羅東升滿臉苦惱:“自第一眼見到香語姑娘起,我便覺得香玉姑娘與眾不同,她睿智舒雅,且冷靜自持,這些種種皆是我心中良配之格,她拒絕我的理由是她曾是煙花女子,可在我看來,身體上的任何瑕疵都比不得精神上的瑕疵,而她,在我的心裏,沒有精神瑕疵。”
聽羅東升這麼說,許淮不由得多看了羅東升兩眼,許淮認識羅東升時間不長卻也不短了。
早些時候,他聽香語說起過和羅東升相遇相識的過程,那時候他只覺得羅東升怕不是這個時代的中二病患者,可現在想來,似又覺得不對。
他對感情的看法和觀點頗有點現代人的味道,甚至說,很多現代的年輕男女都沒有這樣的覺悟。
許多人在尋找終生伴侶的時候,注意力總是停留在對方的過去,從未關注的是對方的未來。
這也好比找工作,明明是用人單位和求職者的互相選擇,可很多時候,用人單位糾結的是求職者為什麼從上一個單位離職,從而擔心他什麼時候會從自己這裏離職,他們忽略了他可以為帶來的價值,而求職者糾結的是,這個單位過去是提供給這個崗位的薪水是多是少,甚至以此去恆定是否選擇這裏的標準,可往往忽略了自己能創造的價值。
很顯然,羅東升他着眼的是未來,過去就是過眼雲煙,人更注重的,也許是當下,和未來,他想要和香語過好當下,期守未來。

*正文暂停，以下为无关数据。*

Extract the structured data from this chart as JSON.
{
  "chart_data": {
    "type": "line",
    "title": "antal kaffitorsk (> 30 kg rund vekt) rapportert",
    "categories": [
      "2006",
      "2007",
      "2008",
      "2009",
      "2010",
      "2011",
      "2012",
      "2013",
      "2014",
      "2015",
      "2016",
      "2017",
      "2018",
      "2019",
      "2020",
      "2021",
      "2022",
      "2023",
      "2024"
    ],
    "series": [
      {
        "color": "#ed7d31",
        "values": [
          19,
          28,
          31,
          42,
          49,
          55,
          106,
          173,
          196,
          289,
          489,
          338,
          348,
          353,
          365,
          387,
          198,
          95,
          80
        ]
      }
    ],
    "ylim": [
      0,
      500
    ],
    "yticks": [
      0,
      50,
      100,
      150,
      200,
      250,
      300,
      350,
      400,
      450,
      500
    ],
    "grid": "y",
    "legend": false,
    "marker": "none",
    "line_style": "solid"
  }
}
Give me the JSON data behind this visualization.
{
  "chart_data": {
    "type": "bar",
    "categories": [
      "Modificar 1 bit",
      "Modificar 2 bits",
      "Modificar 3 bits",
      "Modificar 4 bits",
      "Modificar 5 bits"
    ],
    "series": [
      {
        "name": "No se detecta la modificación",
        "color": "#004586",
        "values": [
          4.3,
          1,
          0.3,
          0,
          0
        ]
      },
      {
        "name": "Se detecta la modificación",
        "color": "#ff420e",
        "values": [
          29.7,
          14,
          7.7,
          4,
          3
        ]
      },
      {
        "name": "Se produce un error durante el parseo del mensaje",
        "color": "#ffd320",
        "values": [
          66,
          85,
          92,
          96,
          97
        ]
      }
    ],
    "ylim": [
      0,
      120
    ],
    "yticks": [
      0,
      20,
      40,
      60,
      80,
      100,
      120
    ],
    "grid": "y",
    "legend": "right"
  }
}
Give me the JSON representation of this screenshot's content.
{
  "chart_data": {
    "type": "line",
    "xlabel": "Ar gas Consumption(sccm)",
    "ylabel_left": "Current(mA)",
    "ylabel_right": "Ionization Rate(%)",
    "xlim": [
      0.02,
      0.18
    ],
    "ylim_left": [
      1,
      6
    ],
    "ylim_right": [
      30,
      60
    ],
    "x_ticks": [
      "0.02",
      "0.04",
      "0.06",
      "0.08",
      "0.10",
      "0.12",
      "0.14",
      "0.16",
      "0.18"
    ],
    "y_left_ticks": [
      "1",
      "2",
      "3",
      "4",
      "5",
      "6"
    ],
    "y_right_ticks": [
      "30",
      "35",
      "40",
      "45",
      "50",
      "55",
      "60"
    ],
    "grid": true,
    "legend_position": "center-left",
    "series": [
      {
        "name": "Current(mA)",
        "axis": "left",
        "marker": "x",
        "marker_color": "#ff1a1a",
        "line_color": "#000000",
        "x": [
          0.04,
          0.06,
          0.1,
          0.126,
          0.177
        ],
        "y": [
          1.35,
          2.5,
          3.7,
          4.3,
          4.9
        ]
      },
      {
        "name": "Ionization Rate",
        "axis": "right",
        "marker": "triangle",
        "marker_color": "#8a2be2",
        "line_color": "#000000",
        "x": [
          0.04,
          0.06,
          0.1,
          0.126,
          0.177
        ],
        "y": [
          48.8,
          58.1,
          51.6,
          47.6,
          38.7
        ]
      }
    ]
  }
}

許淮本想問,羅東升是不是早就想好了會要自己幫忙去幫他去和香語說這些事情,可仔細想了想,卻覺得實在不合適,終只是點頭答應,他真心希望香語能有個好的歸宿。
當天下午,他便去了香馥春去找香語。
香語在京師落腳生根,這香馥春可謂功不可沒,其中也有羅東升的手筆。
此時正是炎炎夏日,許淮見到香語的時候整個人都愣了一愣。
她穿得……有點多。
記得上次去野外郊遊,香語就比別的人多了一件斗篷,那斗篷還是狐裘的,彼時許淮還好奇的問了一嘴,為何要披個斗篷。
香語只說自己怕曬,許淮那時候並未多想,眼下才驚覺,香語只怕是病了。
許淮蹙了眉頭問道:“可有哪裏不舒服?”
香語卻是答非所問:“你倒是對我放心得很,也不怕我把你的香馥春給經營倒閉了去。”
許淮見香語不答,便問香語身後的阿金:“她這樣多久了?”
阿金一直心疼香語,此時許淮心急問起,她哪有不答的道理?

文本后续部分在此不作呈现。